Commodities January 26, 2026

Baker Hughes Sees Significant Revenue Potential in Venezuela, Cites Safety and Legal Hurdles

CEO outlines infrastructure and equipment investments needed as company evaluates programmatic return to Venezuelan oilfields

By Priya Menon
Baker Hughes Sees Significant Revenue Potential in Venezuela, Cites Safety and Legal Hurdles

Baker Hughes says Venezuela presents a sizable revenue opportunity for its oilfield services and industrial businesses, but operating there hinges on employee safety, legal and regulatory clarity, and substantial investment in well integrity, power and equipment. The company has maintained a presence supporting licensed producers and reported an 11% rise in adjusted profit for the fourth quarter.

Key Points

  • Baker Hughes identifies a sizable, programmatic revenue opportunity in Venezuela for its oilfield services and industrial energy technology divisions.
  • Material production increases in Venezuela would require major investments in well integrity, off-grid power, equipment replacement and upgrades, affecting capital spending and service demand in the oilfield services and energy equipment sectors.
  • Baker Hughes reported an 11% rise in adjusted fourth-quarter profit and guided 2026 revenue between $26.2 billion and $28.3 billion, with adjusted EBITDA expected between $4.6 billion and $5.2 billion.

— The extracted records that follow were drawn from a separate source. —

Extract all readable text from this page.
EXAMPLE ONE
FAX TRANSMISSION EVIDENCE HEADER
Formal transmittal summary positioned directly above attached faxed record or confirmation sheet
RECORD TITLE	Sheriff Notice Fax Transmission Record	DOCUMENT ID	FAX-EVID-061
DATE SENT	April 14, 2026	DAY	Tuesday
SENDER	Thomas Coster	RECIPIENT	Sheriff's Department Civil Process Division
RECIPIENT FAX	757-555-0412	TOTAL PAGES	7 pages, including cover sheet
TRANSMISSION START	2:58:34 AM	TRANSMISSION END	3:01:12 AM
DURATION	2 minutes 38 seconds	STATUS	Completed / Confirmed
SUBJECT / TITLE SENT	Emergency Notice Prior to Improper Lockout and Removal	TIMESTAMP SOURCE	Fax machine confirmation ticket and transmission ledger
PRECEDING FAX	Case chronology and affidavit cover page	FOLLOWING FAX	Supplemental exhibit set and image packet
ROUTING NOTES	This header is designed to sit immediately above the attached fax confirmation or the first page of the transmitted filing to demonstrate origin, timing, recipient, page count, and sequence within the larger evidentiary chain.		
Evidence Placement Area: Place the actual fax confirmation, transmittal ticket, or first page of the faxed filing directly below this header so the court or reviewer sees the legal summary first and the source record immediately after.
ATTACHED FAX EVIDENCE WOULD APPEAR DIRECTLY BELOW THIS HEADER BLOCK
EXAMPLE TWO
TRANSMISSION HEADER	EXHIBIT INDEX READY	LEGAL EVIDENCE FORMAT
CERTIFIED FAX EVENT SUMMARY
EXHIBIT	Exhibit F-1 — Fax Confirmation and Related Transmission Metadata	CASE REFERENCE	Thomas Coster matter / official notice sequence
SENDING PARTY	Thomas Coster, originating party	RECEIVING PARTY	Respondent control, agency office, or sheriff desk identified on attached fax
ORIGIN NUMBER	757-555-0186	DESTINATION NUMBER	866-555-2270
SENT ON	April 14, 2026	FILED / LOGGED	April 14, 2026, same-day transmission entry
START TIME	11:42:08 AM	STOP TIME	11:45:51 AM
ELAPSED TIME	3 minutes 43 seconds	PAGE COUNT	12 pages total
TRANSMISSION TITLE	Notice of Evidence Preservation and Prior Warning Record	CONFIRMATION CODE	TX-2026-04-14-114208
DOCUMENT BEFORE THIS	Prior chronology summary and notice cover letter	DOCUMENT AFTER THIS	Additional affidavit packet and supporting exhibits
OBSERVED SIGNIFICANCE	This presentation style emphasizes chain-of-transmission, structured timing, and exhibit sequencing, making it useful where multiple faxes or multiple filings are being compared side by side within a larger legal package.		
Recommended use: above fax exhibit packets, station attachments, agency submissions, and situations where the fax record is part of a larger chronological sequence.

Baker Hughes says Venezuela could generate meaningful revenue for its oilfield services and industrial technology businesses, but the company stressed that any expansion will depend on worker safety, secure operating conditions and clear legal and regulatory frameworks.

The Houston-headquartered oilfield services firm has been engaging with Venezuelan authorities following a U.S. action earlier this month that removed President Nicolas Maduro from power and called on oil companies to help rebuild the country’s dilapidated oil industry. Baker Hughes noted it had previously generated about half a billion dollars of revenue in Venezuela in 2012 and has maintained an ongoing presence, providing support to licensed oil producers in the country.

On an earnings call, CEO Lorenzo Simonelli framed the company’s approach as cautious and forward-looking. "We’re taking a prudent long-term view as we continue to evaluate opportunities and also the activity we have in the market," he said, underlining that any return to larger-scale operations will be phased and contingent on multiple factors.

Simonelli detailed the kinds of investment that would be required to lift production, saying moderate increases would demand substantial capital directed toward:

  • well integrity work,
  • off-grid power generation,
  • equipment replacement and upgrades, and
  • ongoing services and maintenance.

He added that a sharper rise in Venezuelan output would present opportunities not only on the oilfield services side but also across Baker Hughes’ industrial and energy technology business lines.

"The incremental opportunity of revenue is significant, and will be obviously programmatic as we go back, and there’s a lot of work in progress," Simonelli said.

Competitive peers have signalled similar conditional interest. SLB said last week it could quickly scale up activity in Venezuela provided that licensing, safety parameters and compliance measures are in place. Halliburton has indicated it would seek to re-enter the country once commercial and legal terms, including payment certainty, are resolved.

On the company’s financial results, Baker Hughes reported an 11% increase in adjusted profit for the fourth quarter. Looking ahead, the company provided guidance for 2026 revenue in a range between $26.2 billion and $28.3 billion - a midpoint that is below last year’s revenue of $27.7 billion. Adjusted earnings before interest, tax, depreciation and amortization are expected to fall between $4.6 billion and $5.2 billion, compared with $4.8 billion in 2025.

As Baker Hughes evaluates the Venezuelan opportunity, the company faces a mix of operational, legal and capital-allocation considerations. Any material expansion will likely be programmatic and dependent on progress across those fronts.

Risks

  • Safety and employee conditions in Venezuela must be addressed before significant on-the-ground operations can be expanded - a factor that directly impacts field services and contractor deployment.
  • Lack of clarity on legal and regulatory frameworks could delay or restrict commercial activity, affecting contractual certainty and market entry for oilfield services and equipment suppliers.
  • The opportunity is programmatic and contingent on substantial capital investment for infrastructure, which introduces execution and financing risks for companies planning to expand in the Venezuelan oil sector.